Termine chaque checkup par la moitié vivante : journal d'authentification, compteurs de verrouillage, et relecture de chaque ligne d'allowlist avec la même question : « suis-je encore d'accord pour être aveugle à ce fichier ? »

Les quatre règles d'un voyant qu'on peut croire

  1. L'absence de sortie n'est pas une donnée. Code de retour et permissions avant toute conclusion : vide-parce-qu'absent et vide-parce-qu'illisible ne se distinguent pas à l'écran.
  2. Nomme exactement ce que tu mesures. Unité systemd, chemin, champ : un verdict posé sur un nom jamais vérifié est un verdict sur rien.
  3. Date le contenu, pas le fichier. Un mtime frais ne rajeunit pas un chiffre ; toute copie fabrique de la fausse fraîcheur.
  4. Score statique + logs vivants, toujours les deux. L'un dit que la porte est verrouillée, l'autre dit si quelqu'un a secoué la poignée. Chacun seul est une demi-vérité.

Ce que la tournée a donné au final

Rien. Et c'est le plus beau résultat possible : score stable à 80 (comment ce chiffre se gagne et se perd, on l'a mesuré fixe par fixe), deux warnings identifiés de longue date comme faux positifs, table d'échecs vide, journaux propres, listes blanches revalidées ligne par ligne. Zéro correctif appliqué.

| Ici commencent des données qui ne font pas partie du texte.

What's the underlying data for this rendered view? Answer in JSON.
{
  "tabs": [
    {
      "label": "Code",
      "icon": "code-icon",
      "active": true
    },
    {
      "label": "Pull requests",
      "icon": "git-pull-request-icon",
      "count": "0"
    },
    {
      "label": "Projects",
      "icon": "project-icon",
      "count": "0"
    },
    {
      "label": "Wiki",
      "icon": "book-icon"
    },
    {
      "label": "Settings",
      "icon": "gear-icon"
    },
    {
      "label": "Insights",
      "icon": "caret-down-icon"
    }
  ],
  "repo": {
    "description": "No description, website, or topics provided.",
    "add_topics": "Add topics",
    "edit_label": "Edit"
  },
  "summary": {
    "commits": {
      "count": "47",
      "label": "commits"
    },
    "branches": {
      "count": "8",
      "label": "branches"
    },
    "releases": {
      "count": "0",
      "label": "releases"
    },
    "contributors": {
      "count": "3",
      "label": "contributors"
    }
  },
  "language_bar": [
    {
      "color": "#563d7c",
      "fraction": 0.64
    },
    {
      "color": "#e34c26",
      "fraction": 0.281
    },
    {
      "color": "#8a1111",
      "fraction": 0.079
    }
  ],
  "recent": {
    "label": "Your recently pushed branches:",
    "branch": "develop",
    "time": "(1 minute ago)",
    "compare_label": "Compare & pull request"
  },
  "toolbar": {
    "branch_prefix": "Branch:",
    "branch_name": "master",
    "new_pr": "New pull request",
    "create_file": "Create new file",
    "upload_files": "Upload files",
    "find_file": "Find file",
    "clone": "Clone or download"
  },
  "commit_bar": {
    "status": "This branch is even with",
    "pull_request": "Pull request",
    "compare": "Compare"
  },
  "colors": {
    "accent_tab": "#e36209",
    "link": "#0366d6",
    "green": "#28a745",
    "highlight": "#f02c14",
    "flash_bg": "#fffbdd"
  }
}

Mais les cinq verts qu'on a fini par croire sont des verts qu'on a d'abord contestés. Le même checkup mené au premier degré aurait déclaré un HIDS éteint qui tournait, une machine asphyxiée qui respirait, et une régression de dix points qui n'a jamais existé. Trois fausses alertes, trois « corrections » possibles sur un système sain. Le doute méthodique n'a pas seulement évité des conclusions fausses : il a évité des actions fausses.

La leçon de fond

Aucun de ces pièges n'est exotique. Ils se déjouent tous avec une vérification de plus : un code de retour, un nom confirmé, un horodatage interne. Exactement les vérifications qu'on saute quand le voyant est vert et qu'on veut passer à autre chose.

C'est pour ça que HardVps ne rapporte jamais un « succès » déclaré : chaque fixe est appliqué avec l'original capturé d'abord, chaque restauration est vérifiée à l'octet près par SHA-256, et le rapport montre le delta mesuré avant/après, pas une case cochée.